Die Leistungsempfänger könnten sich frei von staatlicher Bevormundung und frei von wahren Existenzsorgen entscheiden, die (lohnende) Anstrengung zu unternehmen, mit optimaler Förderung wieder eine vernünftige Arbeit zu einem zufriedenstellenden Lohn zu finden, oder sich eben mit den Transferleistungen irgendwie einzurichten. Selbstverständlich werden etliche von ihnen auch weiterhin „Schwarzarbeit“ leisten.

Auch Schwarzarbeit schafft Werte. Auch der Lohn aus der Schwarzarbeit ist Kaufkraft. Auch Schwarzarbeit steigert das Brutto-Inlands-Produkt. Auch Schwarzarbeiter kaufen Werkzeuge und Material.

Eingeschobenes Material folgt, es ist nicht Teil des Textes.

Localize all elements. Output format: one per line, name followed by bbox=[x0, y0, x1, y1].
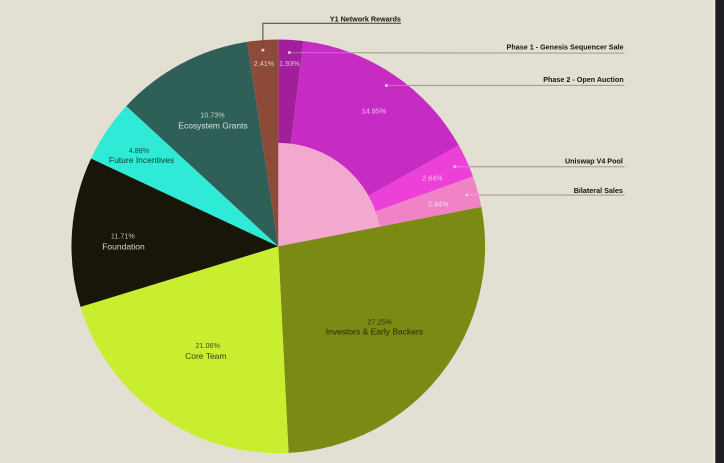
svg-text:4.88%: 4.88% bbox=[129, 146, 150, 155]
svg-text:Phase 1 - Genesis Sequencer Sa: Phase 1 - Genesis Sequencer Sale bbox=[507, 42, 624, 51]
svg-text:10.73%: 10.73% bbox=[200, 111, 225, 120]
svg-text:Ecosystem Grants: Ecosystem Grants bbox=[178, 121, 247, 131]
svg-text:21.06%: 21.06% bbox=[196, 341, 221, 350]
svg-text:Uniswap V4 Pool: Uniswap V4 Pool bbox=[565, 156, 623, 165]
svg-text:Investors & Early Backers: Investors & Early Backers bbox=[326, 327, 423, 337]
svg-text:27.25%: 27.25% bbox=[367, 317, 392, 326]
svg-text:Foundation: Foundation bbox=[102, 242, 145, 252]
svg-text:Y1 Network Rewards: Y1 Network Rewards bbox=[330, 14, 401, 23]
svg-text:2.64%: 2.64% bbox=[422, 174, 443, 183]
svg-text:2.41%: 2.41% bbox=[254, 59, 275, 68]
svg-text:Phase 2 - Open Auction: Phase 2 - Open Auction bbox=[543, 75, 623, 84]
svg-text:Future Incentives: Future Incentives bbox=[109, 155, 174, 165]
svg-text:14.95%: 14.95% bbox=[362, 107, 387, 116]
svg-text:Bilateral Sales: Bilateral Sales bbox=[574, 186, 623, 195]
svg-text:2.44%: 2.44% bbox=[428, 199, 449, 208]
svg-text:11.71%: 11.71% bbox=[111, 232, 135, 241]
svg-text:Core Team: Core Team bbox=[185, 351, 226, 361]
svg-text:1.93%: 1.93% bbox=[279, 59, 300, 68]
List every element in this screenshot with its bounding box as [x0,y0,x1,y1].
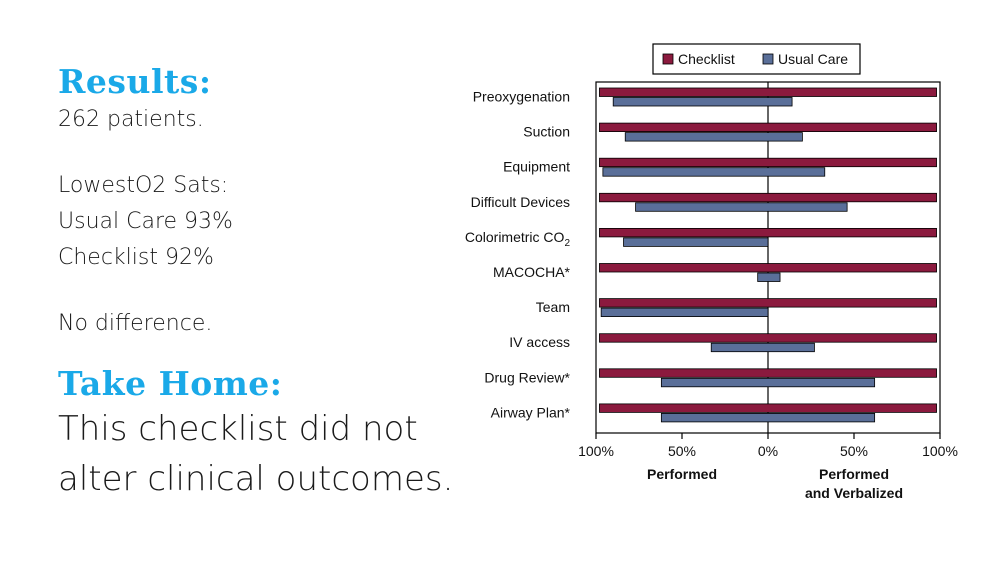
checklist-bar [599,333,937,343]
usual-care-bar [660,412,876,423]
usual-care-bar [757,272,781,282]
category-label: IV access [509,334,570,350]
checklist-bar [599,368,937,378]
checklist-bar [599,227,937,238]
usual-care-bar [635,202,848,212]
usual-care-sats: Usual Care 93% [58,209,233,234]
x-axis-label-right-line2: and Verbalized [805,485,903,501]
usual-care-bar [710,342,815,353]
results-heading: Results: [58,62,212,101]
legend-swatch-checklist [662,53,674,65]
take-home-heading: Take Home: [58,364,283,403]
usual-care-bar [623,237,769,247]
category-label: MACOCHA* [493,264,571,280]
checklist-bar [599,122,937,132]
usual-care-bar [602,167,826,177]
take-home-line-1: This checklist did not [58,409,418,449]
x-axis-label-left: Performed [647,466,717,482]
category-label: Airway Plan* [491,404,571,420]
category-label: Team [536,299,570,315]
category-label: Colorimetric CO2 [465,229,571,249]
usual-care-bar [624,132,803,142]
category-label: Difficult Devices [471,194,570,210]
checklist-bar [599,157,937,168]
lowest-sats-label: LowestO2 Sats: [58,173,229,198]
usual-care-bar [660,377,876,388]
x-tick-label: 0% [758,443,778,459]
take-home-line-2: alter clinical outcomes. [58,459,454,499]
category-label: Suction [523,124,570,140]
category-label: Equipment [503,159,570,175]
category-label: Preoxygenation [473,89,570,105]
x-tick-label: 100% [922,443,958,459]
legend-label-usual-care: Usual Care [778,51,848,67]
x-tick-label: 100% [578,443,614,459]
category-label: Drug Review* [484,369,570,385]
checklist-bar [599,403,937,413]
legend-box [652,43,861,75]
checklist-bar [599,87,937,97]
checklist-bar [599,298,937,308]
usual-care-bar [600,307,769,318]
checklist-bar [599,192,937,203]
x-tick-label: 50% [840,443,868,459]
legend-label-checklist: Checklist [678,51,735,67]
x-tick-label: 50% [668,443,696,459]
patients-count: 262 patients. [58,107,204,132]
no-difference: No difference. [58,311,213,336]
checklist-sats: Checklist 92% [58,245,214,270]
usual-care-bar [612,97,793,107]
slide-text: Results: 262 patients. LowestO2 Sats: Us… [58,62,478,504]
diverging-bar-chart: Preoxygenation Suction Equipment Difficult … [465,43,958,501]
x-axis-label-right-line1: Performed [819,466,889,482]
checklist-bar [599,263,937,273]
legend-swatch-usual-care [762,53,774,65]
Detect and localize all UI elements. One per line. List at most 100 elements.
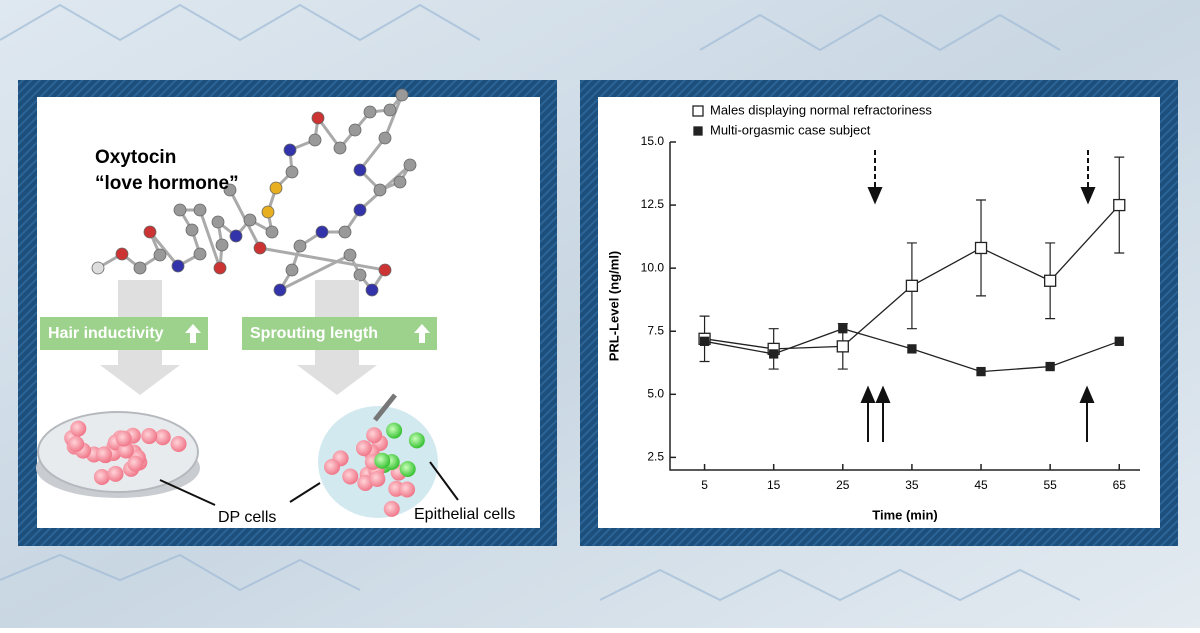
atom <box>215 238 229 252</box>
atom <box>311 111 325 125</box>
atom <box>373 183 387 197</box>
atom <box>293 239 307 253</box>
molecule <box>91 88 417 297</box>
cell <box>127 455 144 472</box>
data-point <box>1114 336 1124 346</box>
label: Epithelial cells <box>414 506 515 523</box>
data-point <box>1043 274 1057 287</box>
atom <box>253 241 267 255</box>
x-tick-label: 15 <box>767 478 781 492</box>
cell <box>342 468 359 485</box>
cell <box>324 458 341 475</box>
cell <box>408 432 425 449</box>
cell <box>355 440 372 457</box>
atom <box>338 225 352 239</box>
cell <box>386 422 403 439</box>
atom <box>308 133 322 147</box>
atom <box>348 123 362 137</box>
panel <box>598 97 1160 528</box>
y-tick-label: 7.5 <box>647 323 664 337</box>
atom <box>173 203 187 217</box>
y-tick-label: 10.0 <box>641 260 665 274</box>
label-box <box>242 317 437 350</box>
cell <box>374 452 391 469</box>
cell <box>369 470 386 487</box>
atom <box>211 215 225 229</box>
annotation-arrows <box>860 150 1096 442</box>
atom <box>265 225 279 239</box>
y-axis-label: PRL-Level (ng/ml) <box>606 251 621 362</box>
atom <box>383 103 397 117</box>
legend-label: Multi-orgasmic case subject <box>710 122 871 137</box>
atom <box>283 143 297 157</box>
label: DP cells <box>218 509 276 526</box>
atom <box>333 141 347 155</box>
atom <box>378 131 392 145</box>
cell <box>117 442 134 459</box>
atom <box>273 283 287 297</box>
atom <box>315 225 329 239</box>
cell <box>96 446 113 463</box>
data-point <box>905 279 919 292</box>
label: Hair inductivity <box>48 325 164 342</box>
atom <box>363 105 377 119</box>
atom <box>115 247 129 261</box>
cell <box>399 481 416 498</box>
atom <box>378 263 392 277</box>
x-tick-label: 35 <box>905 478 919 492</box>
atom <box>343 248 357 262</box>
legend-marker <box>692 105 704 117</box>
label: Sprouting length <box>250 325 378 342</box>
up-icon <box>414 324 430 343</box>
y-tick-label: 2.5 <box>647 450 664 464</box>
atom <box>171 259 185 273</box>
x-axis-label: Time (min) <box>872 507 938 522</box>
atom <box>213 261 227 275</box>
leader-line <box>159 461 459 506</box>
legend-label: Males displaying normal refractoriness <box>710 102 932 117</box>
atom <box>91 261 105 275</box>
atom <box>285 165 299 179</box>
x-tick-label: 25 <box>836 478 850 492</box>
data-point <box>836 340 849 353</box>
atom <box>185 223 199 237</box>
cell <box>357 474 374 491</box>
bond <box>383 94 404 139</box>
atom <box>229 229 243 243</box>
cell <box>399 461 416 478</box>
cell <box>170 436 187 453</box>
y-tick-label: 12.5 <box>641 197 665 211</box>
cells <box>64 420 187 485</box>
axis <box>669 142 1140 471</box>
y-tick-label: 5.0 <box>647 386 664 400</box>
atom <box>143 225 157 239</box>
atom <box>365 283 379 297</box>
atom <box>285 263 299 277</box>
atom <box>133 261 147 275</box>
cell <box>141 428 158 445</box>
atom <box>395 88 409 102</box>
atom <box>353 163 367 177</box>
data-point <box>1113 198 1126 212</box>
cells <box>324 422 425 517</box>
x-tick-label: 65 <box>1113 478 1127 492</box>
bond <box>198 209 222 269</box>
x-tick-label: 55 <box>1043 478 1057 492</box>
cell <box>383 500 400 517</box>
legend-marker <box>693 126 703 136</box>
cell <box>70 420 87 437</box>
pipette <box>373 393 397 422</box>
chart: 2.5 5.0 7.5 10.0 12.5 15.0 5 15 25 35 45 55 65 Time (… <box>606 102 1140 522</box>
bond <box>358 137 387 171</box>
cell <box>68 435 85 452</box>
atom <box>193 247 207 261</box>
cell <box>366 427 383 444</box>
atom <box>193 203 207 217</box>
data-point <box>907 344 917 354</box>
data-point <box>1045 361 1055 372</box>
cell <box>115 430 132 447</box>
label-box <box>40 317 208 350</box>
molecule-nickname: “love hormone” <box>95 173 239 194</box>
atom <box>243 213 257 227</box>
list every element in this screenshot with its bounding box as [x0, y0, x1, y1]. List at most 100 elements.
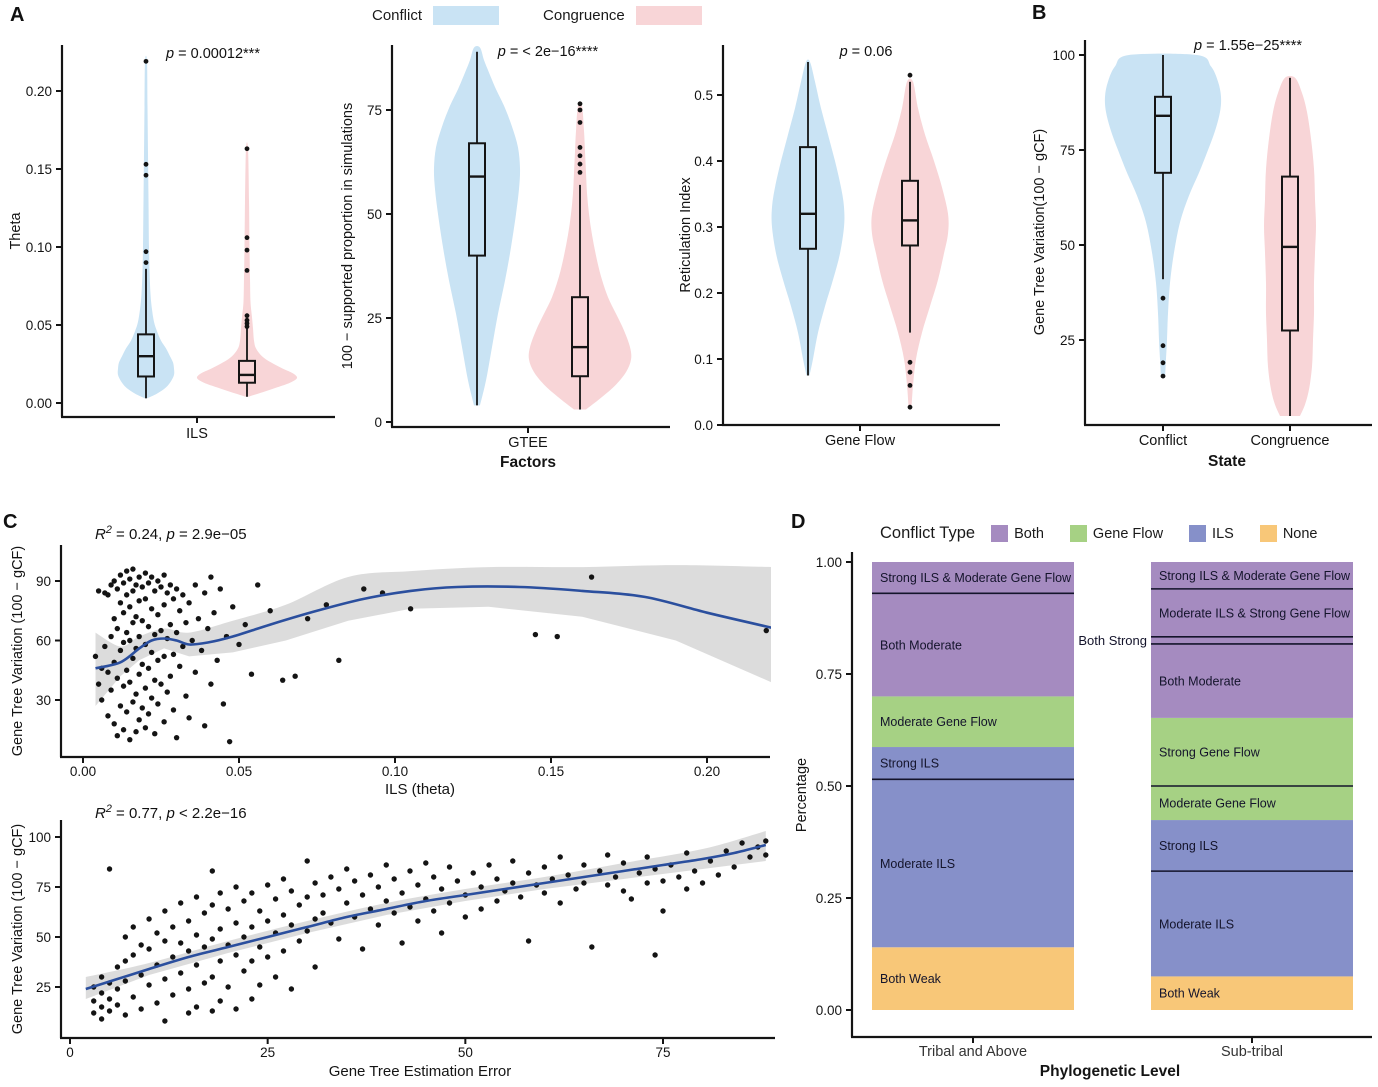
scatter-point	[177, 608, 183, 614]
scatter-point	[155, 701, 161, 707]
x-category-label: Conflict	[1139, 433, 1187, 449]
y-tick-label: 100	[1052, 48, 1075, 63]
scatter-point	[123, 629, 130, 636]
scatter-point	[122, 958, 129, 964]
outlier-point	[577, 170, 583, 175]
y-tick-label: 0.00	[816, 1003, 842, 1018]
scatter-point	[383, 862, 389, 868]
scatter-point	[158, 584, 164, 590]
segment-label: Moderate ILS & Strong Gene Flow	[1159, 606, 1351, 620]
segment-label: Moderate ILS	[1159, 917, 1234, 931]
scatter-point	[161, 653, 167, 660]
scatter-point	[161, 719, 167, 725]
scatter-point	[111, 721, 117, 727]
scatter-point	[164, 689, 170, 695]
scatter-point	[117, 600, 124, 606]
scatter-point	[161, 602, 167, 608]
outlier-point	[1160, 295, 1166, 301]
outlier-point	[577, 101, 583, 107]
scatter-point	[201, 590, 208, 596]
scatter-point	[192, 582, 199, 588]
scatter-point	[652, 952, 658, 958]
scatter-point	[312, 964, 318, 970]
segment-label: Strong ILS	[1159, 839, 1218, 853]
x-category-label: ILS	[186, 426, 208, 442]
outlier-point	[143, 161, 149, 167]
segment-label: Both Moderate	[880, 638, 962, 652]
scatter-point	[158, 627, 164, 634]
outlier-point	[907, 404, 913, 410]
segment-label: Moderate Gene Flow	[1159, 797, 1277, 811]
scatter-point	[177, 940, 184, 946]
scatter-point	[280, 948, 287, 954]
scatter-point	[114, 964, 121, 970]
scatter-point	[620, 888, 627, 894]
scatter-point	[604, 882, 611, 888]
outlier-point	[577, 153, 583, 159]
y-axis-title: 100 − supported proportion in simulation…	[340, 103, 356, 369]
scatter-point	[108, 582, 114, 588]
scatter-point	[162, 1018, 168, 1024]
scatter-point	[684, 886, 690, 892]
scatter-point	[257, 908, 263, 914]
scatter-point	[344, 900, 350, 906]
scatter-point	[415, 918, 421, 924]
scatter-point	[628, 896, 635, 902]
scatter-point	[155, 612, 161, 618]
scatter-point	[192, 669, 199, 675]
scatter-point	[136, 574, 142, 580]
scatter-point	[676, 874, 682, 880]
y-axis-title: Percentage	[794, 758, 810, 832]
scatter-point	[241, 968, 247, 974]
scatter-point	[323, 602, 330, 608]
x-category-label: GTEE	[508, 435, 548, 451]
segment-label: Both Weak	[880, 972, 942, 986]
scatter-point	[446, 864, 453, 870]
scatter-point	[130, 924, 136, 930]
x-tick-label: 0.15	[538, 764, 564, 779]
scatter-point	[148, 649, 155, 656]
legend-item-both: Both	[991, 525, 1044, 542]
legend-label-conflict: Conflict	[372, 7, 423, 24]
scatter-point	[205, 625, 211, 632]
violin-shape	[871, 78, 949, 408]
scatter-point	[399, 890, 405, 896]
scatter-point	[201, 723, 208, 729]
scatter-point	[91, 1010, 97, 1016]
scatter-point	[399, 940, 405, 946]
scatter-point	[114, 675, 121, 681]
legend-item-conflict: Conflict	[372, 6, 500, 25]
scatter-point	[122, 978, 129, 984]
x-category-label: Sub-tribal	[1221, 1044, 1283, 1060]
scatter-point	[217, 890, 223, 896]
scatter-point	[554, 633, 560, 640]
bar-segment	[872, 747, 1074, 780]
x-tick-label: 50	[458, 1045, 473, 1060]
scatter-point	[170, 954, 176, 960]
scatter-point	[211, 610, 217, 616]
scatter-point	[312, 880, 318, 886]
scatter-point	[233, 920, 239, 926]
scatter-point	[423, 860, 429, 866]
x-tick-label: 75	[655, 1045, 670, 1060]
scatter-point	[186, 715, 192, 721]
scatter-point	[470, 870, 476, 876]
segment-label: Strong ILS & Moderate Gene Flow	[1159, 569, 1351, 583]
scatter-point	[375, 922, 382, 928]
scatter-point	[162, 938, 168, 944]
segment-label: Both Moderate	[1159, 674, 1241, 688]
scatter-point	[248, 671, 255, 677]
scatter-point	[280, 876, 287, 882]
scatter-point	[525, 870, 532, 876]
scatter-point	[336, 886, 342, 892]
scatter-point	[155, 578, 161, 584]
box-plot	[468, 142, 486, 257]
scatter-point	[220, 701, 227, 707]
y-tick-label: 30	[36, 693, 51, 708]
scatter-point	[146, 916, 152, 922]
scatter-point	[209, 1008, 216, 1014]
y-tick-label: 25	[36, 980, 51, 995]
scatter-point	[288, 922, 295, 928]
scatter-point	[136, 598, 142, 604]
outlier-point	[1160, 373, 1166, 379]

ABER: Wenn die Schwarzarbeiter a) Lohnsteuer, b) Sozialversicherungsbeiträge, c) Deckungsbeiträge für die Gemeinkosten eines Unternehmens und d) einen Gewinn für ihren Chef erwirtschaften müssten, würden keine Werte geschaffen, entstünde keine Kaufkraft, gingen die  Umsätze der Baumärkte zurück.

Also lasst den kleinen Hartz-IV-Bezieher sich nützlich machen, wo immer er kann. Er schadet niemandem damit. Auch nicht dem Staat. Es genügt, wenn der Betrug der gewerbsmäßigen Veranstaltung von Schwarzarbeit verfolgt wird, wenn Unternehmen, die sowohl Lohnsteuer als auch Sozialbeiträge hinterziehen – und zumeist auch nicht den Mindestlohn bezahlen – aus dem Markt genommen werden. Dann hat der ehrliche Handwerker von nebenan vielleicht auch wieder so viele Aufträge, dass er einen oder zwei Schwarzarbeiter oder  Geförderte einstellen kann.